Ia mencontohkan, dari kontrak jual beli gas awal yang ditetapkan, misalnya harga jual gas untuk industri adalah sebesar US$6 per MMBTU. Namun, ketika harga gas global naik di kemudian hari, produser gas masih memiliki peluang menyesuaikan harga misalnya ke US$8 per MMBTU.
"Kenapa bisa US$8, karena di kontrak memungkinkan untuk review harga. Saya enggak tahu apakah price review bagus atau tidak, karena menurut saya itu sumber masalah," ujar Arcandra di acara The 7th International Indonesia Gas Infrastructure Conference and Exhibition, Jakarta, Selasa 25 September 2018.

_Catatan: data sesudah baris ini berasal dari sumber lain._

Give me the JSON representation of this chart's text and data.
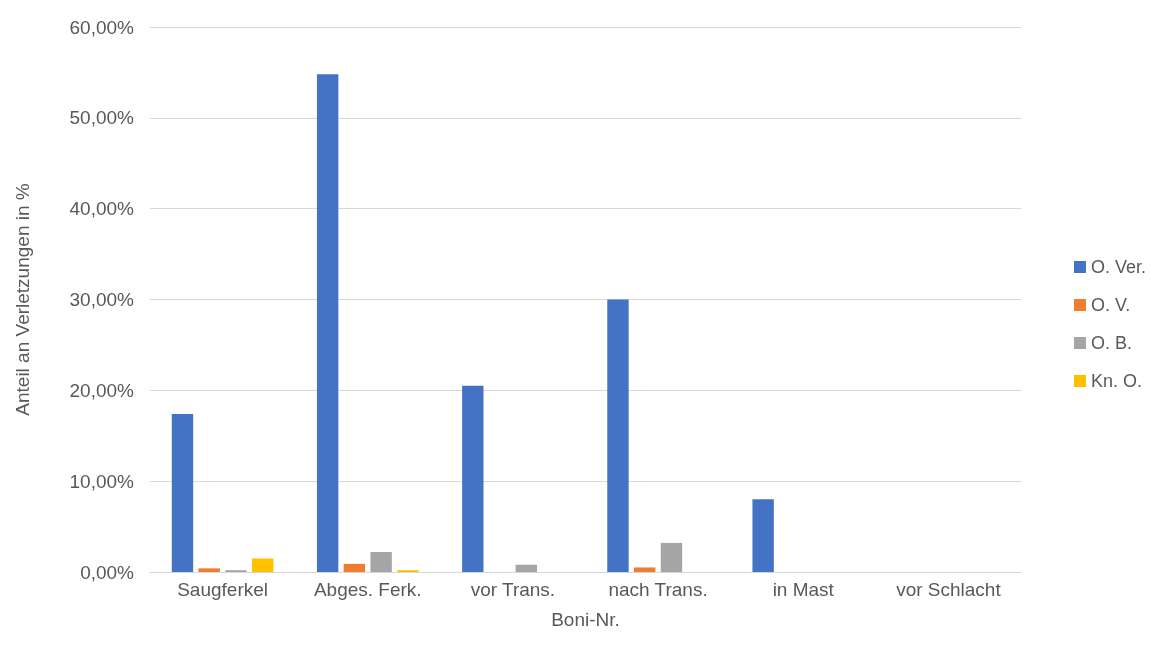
{
  "chart_data": {
    "type": "bar",
    "xlabel": "Boni-Nr.",
    "ylabel": "Anteil an Verletzungen in %",
    "categories": [
      "Saugferkel",
      "Abges. Ferk.",
      "vor Trans.",
      "nach Trans.",
      "in Mast",
      "vor Schlacht"
    ],
    "series": [
      {
        "name": "O. Ver.",
        "color": "#4472c4",
        "values": [
          17.4,
          54.8,
          20.5,
          30.0,
          8.0,
          0
        ]
      },
      {
        "name": "O. V.",
        "color": "#ed7d31",
        "values": [
          0.4,
          0.9,
          0,
          0.5,
          0,
          0
        ]
      },
      {
        "name": "O. B.",
        "color": "#a5a5a5",
        "values": [
          0.2,
          2.2,
          0.8,
          3.2,
          0,
          0
        ]
      },
      {
        "name": "Kn. O.",
        "color": "#ffc000",
        "values": [
          1.5,
          0.2,
          0,
          0,
          0,
          0
        ]
      }
    ],
    "ylim": [
      0,
      60
    ],
    "yticks": [
      {
        "value": 0,
        "label": "0,00%"
      },
      {
        "value": 10,
        "label": "10,00%"
      },
      {
        "value": 20,
        "label": "20,00%"
      },
      {
        "value": 30,
        "label": "30,00%"
      },
      {
        "value": 40,
        "label": "40,00%"
      },
      {
        "value": 50,
        "label": "50,00%"
      },
      {
        "value": 60,
        "label": "60,00%"
      }
    ],
    "grid": "y",
    "legend": "right"
  }
}
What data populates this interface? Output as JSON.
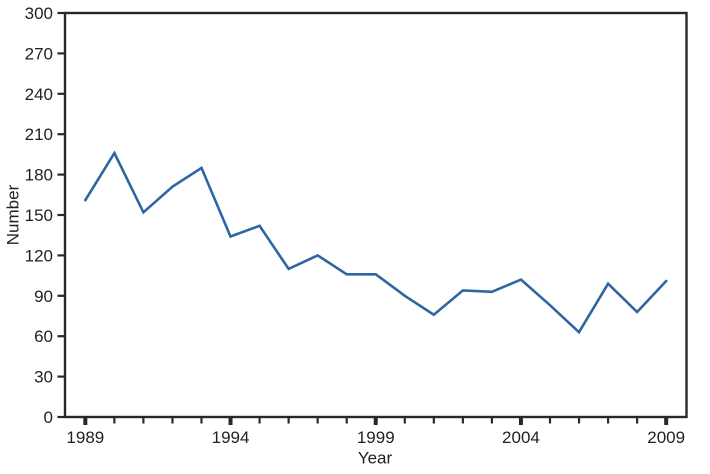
{
  "chart_data": {
    "type": "line",
    "title": "",
    "xlabel": "Year",
    "ylabel": "Number",
    "x": [
      1989,
      1990,
      1991,
      1992,
      1993,
      1994,
      1995,
      1996,
      1997,
      1998,
      1999,
      2000,
      2001,
      2002,
      2003,
      2004,
      2005,
      2006,
      2007,
      2008,
      2009
    ],
    "values": [
      161,
      196,
      152,
      171,
      185,
      134,
      142,
      110,
      120,
      106,
      106,
      90,
      76,
      94,
      93,
      102,
      83,
      63,
      99,
      78,
      101
    ],
    "series": [
      {
        "name": "Number",
        "values": [
          161,
          196,
          152,
          171,
          185,
          134,
          142,
          110,
          120,
          106,
          106,
          90,
          76,
          94,
          93,
          102,
          83,
          63,
          99,
          78,
          101
        ]
      }
    ],
    "xlim": [
      1988.3,
      2009.7
    ],
    "ylim": [
      0,
      300
    ],
    "y_ticks": [
      0,
      30,
      60,
      90,
      120,
      150,
      180,
      210,
      240,
      270,
      300
    ],
    "x_major_ticks": [
      1989,
      1994,
      1999,
      2004,
      2009
    ],
    "x_tick_labels": [
      "1989",
      "1994",
      "1999",
      "2004",
      "2009"
    ],
    "x_minor_tick_interval": 1,
    "grid": false,
    "legend": false,
    "marker": "none",
    "line_color": "#2e66a4",
    "axis_color": "#2b2728",
    "text_color": "#231f20",
    "background": "#ffffff"
  }
}
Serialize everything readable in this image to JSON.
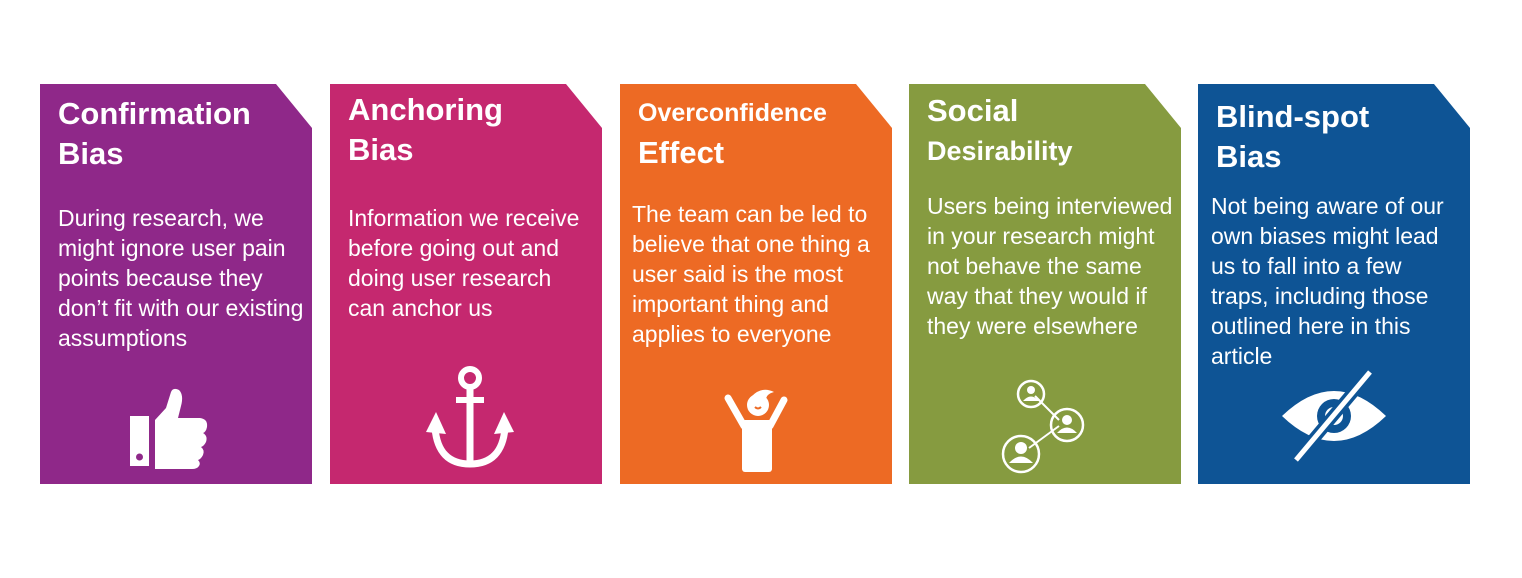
{
  "cards": [
    {
      "title_line1": "Confirmation",
      "title_line2": "Bias",
      "body": "During research, we might ignore user pain points because they don’t fit with our existing assumptions",
      "icon": "thumbs-up-icon",
      "color": "#8f2889"
    },
    {
      "title_line1": "Anchoring",
      "title_line2": "Bias",
      "body": "Information we receive before going out and doing user research can anchor us",
      "icon": "anchor-icon",
      "color": "#c5286f"
    },
    {
      "title_line1": "Overconfidence",
      "title_line2": "Effect",
      "body": "The team can be led to believe that one thing a user said is the most important thing and applies to everyone",
      "icon": "celebrating-person-icon",
      "color": "#ed6a24"
    },
    {
      "title_line1": "Social",
      "title_line2": "Desirability",
      "body": "Users being interviewed in your research might not behave the same way that they would if they were elsewhere",
      "icon": "people-network-icon",
      "color": "#869b40"
    },
    {
      "title_line1": "Blind-spot",
      "title_line2": "Bias",
      "body": "Not being aware of our own biases might lead us to fall into a few traps, including those outlined here in this article",
      "icon": "eye-slash-icon",
      "color": "#0e5495"
    }
  ]
}
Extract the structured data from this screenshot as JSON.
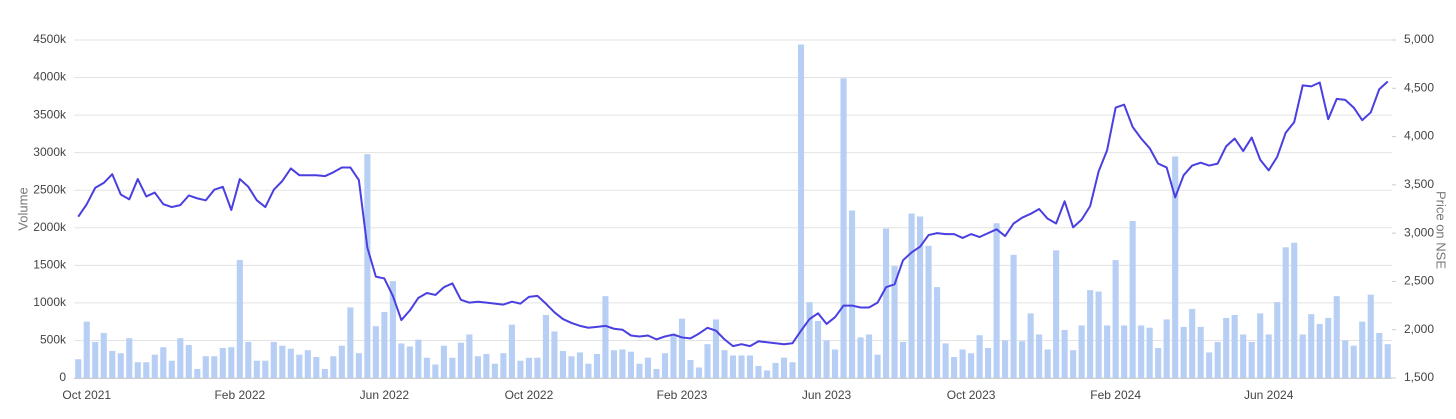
{
  "chart_data": {
    "type": "bar-line",
    "y_label": "Volume",
    "y2_label": "Price on NSE",
    "categories": [
      null,
      "Oct 2021",
      null,
      null,
      null,
      null,
      null,
      null,
      null,
      null,
      null,
      null,
      null,
      null,
      null,
      null,
      null,
      null,
      null,
      "Feb 2022",
      null,
      null,
      null,
      null,
      null,
      null,
      null,
      null,
      null,
      null,
      null,
      null,
      null,
      null,
      null,
      null,
      "Jun 2022",
      null,
      null,
      null,
      null,
      null,
      null,
      null,
      null,
      null,
      null,
      null,
      null,
      null,
      null,
      null,
      null,
      "Oct 2022",
      null,
      null,
      null,
      null,
      null,
      null,
      null,
      null,
      null,
      null,
      null,
      null,
      null,
      null,
      null,
      null,
      null,
      "Feb 2023",
      null,
      null,
      null,
      null,
      null,
      null,
      null,
      null,
      null,
      null,
      null,
      null,
      null,
      null,
      null,
      null,
      "Jun 2023",
      null,
      null,
      null,
      null,
      null,
      null,
      null,
      null,
      null,
      null,
      null,
      null,
      null,
      null,
      null,
      null,
      "Oct 2023",
      null,
      null,
      null,
      null,
      null,
      null,
      null,
      null,
      null,
      null,
      null,
      null,
      null,
      null,
      null,
      null,
      "Feb 2024",
      null,
      null,
      null,
      null,
      null,
      null,
      null,
      null,
      null,
      null,
      null,
      null,
      null,
      null,
      null,
      null,
      null,
      "Jun 2024",
      null,
      null,
      null,
      null,
      null,
      null,
      null,
      null,
      null,
      null,
      null,
      null,
      null,
      null
    ],
    "series": [
      {
        "type": "bar",
        "color": "#b8cff5",
        "values": [
          250000,
          750000,
          480000,
          600000,
          360000,
          330000,
          530000,
          210000,
          210000,
          310000,
          410000,
          230000,
          530000,
          440000,
          120000,
          290000,
          290000,
          400000,
          410000,
          1570000,
          480000,
          230000,
          230000,
          480000,
          430000,
          390000,
          310000,
          370000,
          280000,
          120000,
          290000,
          430000,
          940000,
          330000,
          2980000,
          690000,
          880000,
          1290000,
          460000,
          420000,
          510000,
          270000,
          180000,
          430000,
          270000,
          470000,
          580000,
          290000,
          320000,
          190000,
          330000,
          710000,
          230000,
          270000,
          270000,
          840000,
          620000,
          360000,
          290000,
          340000,
          190000,
          320000,
          1090000,
          370000,
          380000,
          350000,
          190000,
          270000,
          120000,
          330000,
          590000,
          790000,
          240000,
          140000,
          450000,
          780000,
          370000,
          300000,
          300000,
          300000,
          160000,
          100000,
          200000,
          270000,
          210000,
          4440000,
          1010000,
          760000,
          500000,
          380000,
          3990000,
          2230000,
          540000,
          580000,
          310000,
          1990000,
          1490000,
          480000,
          2190000,
          2150000,
          1760000,
          1210000,
          460000,
          280000,
          380000,
          330000,
          570000,
          400000,
          2060000,
          500000,
          1640000,
          490000,
          860000,
          580000,
          380000,
          1700000,
          640000,
          370000,
          700000,
          1170000,
          1150000,
          700000,
          1570000,
          700000,
          2090000,
          700000,
          670000,
          400000,
          780000,
          2950000,
          680000,
          920000,
          680000,
          340000,
          480000,
          800000,
          840000,
          580000,
          480000,
          860000,
          580000,
          1010000,
          1740000,
          1800000,
          580000,
          850000,
          720000,
          800000,
          1090000,
          500000,
          430000,
          750000,
          1110000,
          600000,
          450000
        ]
      },
      {
        "type": "line",
        "axis": "y2",
        "color": "#4a3fe0",
        "values": [
          3170,
          3300,
          3470,
          3520,
          3610,
          3400,
          3350,
          3560,
          3380,
          3420,
          3300,
          3270,
          3290,
          3390,
          3360,
          3340,
          3450,
          3480,
          3240,
          3560,
          3480,
          3340,
          3270,
          3450,
          3540,
          3670,
          3600,
          3600,
          3600,
          3590,
          3630,
          3680,
          3680,
          3550,
          2850,
          2550,
          2530,
          2350,
          2100,
          2200,
          2330,
          2380,
          2360,
          2440,
          2480,
          2310,
          2280,
          2290,
          2280,
          2270,
          2260,
          2290,
          2270,
          2340,
          2350,
          2270,
          2180,
          2110,
          2070,
          2040,
          2020,
          2030,
          2040,
          2010,
          2000,
          1940,
          1930,
          1940,
          1900,
          1930,
          1950,
          1920,
          1910,
          1960,
          2020,
          1990,
          1900,
          1830,
          1850,
          1830,
          1880,
          1870,
          1860,
          1850,
          1860,
          1990,
          2110,
          2170,
          2060,
          2130,
          2250,
          2250,
          2230,
          2230,
          2280,
          2440,
          2470,
          2720,
          2800,
          2860,
          2980,
          3000,
          2990,
          2990,
          2950,
          2990,
          2960,
          3000,
          3040,
          2970,
          3100,
          3160,
          3200,
          3250,
          3150,
          3100,
          3330,
          3060,
          3140,
          3280,
          3640,
          3860,
          4300,
          4330,
          4100,
          3980,
          3880,
          3720,
          3680,
          3370,
          3600,
          3700,
          3730,
          3700,
          3720,
          3900,
          3980,
          3850,
          3990,
          3760,
          3650,
          3790,
          4040,
          4150,
          4530,
          4520,
          4560,
          4180,
          4390,
          4380,
          4300,
          4170,
          4250,
          4490,
          4570
        ]
      }
    ],
    "ylim": [
      0,
      4500000
    ],
    "yticks": [
      0,
      {
        "value": 500000,
        "label": "500k"
      },
      {
        "value": 1000000,
        "label": "1000k"
      },
      {
        "value": 1500000,
        "label": "1500k"
      },
      {
        "value": 2000000,
        "label": "2000k"
      },
      {
        "value": 2500000,
        "label": "2500k"
      },
      {
        "value": 3000000,
        "label": "3000k"
      },
      {
        "value": 3500000,
        "label": "3500k"
      },
      {
        "value": 4000000,
        "label": "4000k"
      },
      {
        "value": 4500000,
        "label": "4500k"
      }
    ],
    "y2lim": [
      1500,
      5000
    ],
    "y2ticks": [
      {
        "value": 1500,
        "label": "1,500"
      },
      {
        "value": 2000,
        "label": "2,000"
      },
      {
        "value": 2500,
        "label": "2,500"
      },
      {
        "value": 3000,
        "label": "3,000"
      },
      {
        "value": 3500,
        "label": "3,500"
      },
      {
        "value": 4000,
        "label": "4,000"
      },
      {
        "value": 4500,
        "label": "4,500"
      },
      {
        "value": 5000,
        "label": "5,000"
      }
    ],
    "grid": true
  }
}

Ia melanjutkan, jika review harga dilakukan maka itu tentu butuh kemauan atau kerelaan dari masing-masing pihak. Namun, jika tidak timbul kesepakatan maka butuh bantuan mediasi dari pemerintah.
Untuk itu, para pelaku usaha di sektor gas bumi diminta untuk mengukur risiko ke depan dan menyusun cara penetapan harga yang terbaik.
"Jadi pekerjaan price review menguntungkan atau tidak, tolong ini dievaluasi. Ada cara yang sudah diterapkan di kontrak bagaimana kalau harga naik atau harga turun buat perjanjian yang disepakati kedua pihak," ujarnya
Sesuai Peraturan Presiden terkait harga gas yang ditetapkan Arcandra mengatakan, masih banyak industri yang berteriak bahwa harga Gas di Indonesia mahal, diantaranya konsumen industri sarung tangan, kaca dan keramik.
Bahkan, tak jarang industri membandingkan harga gas Indonesia dan negara tetangga meskipun harga Gas di Indonesia menurutnya berbeda tergantung lokasi dan infrastruktur.
"Di Malaysia kami bisa mendapatkan Gas US$5 kok di Indonesia menjual US$9. Makanya kalau bicara gas, kita bicara infrastruktur, di mana dulu, apakah Indonesia punya harga Gas yang di bawah US$4, ada yang US$12 juga ada," ujarnya.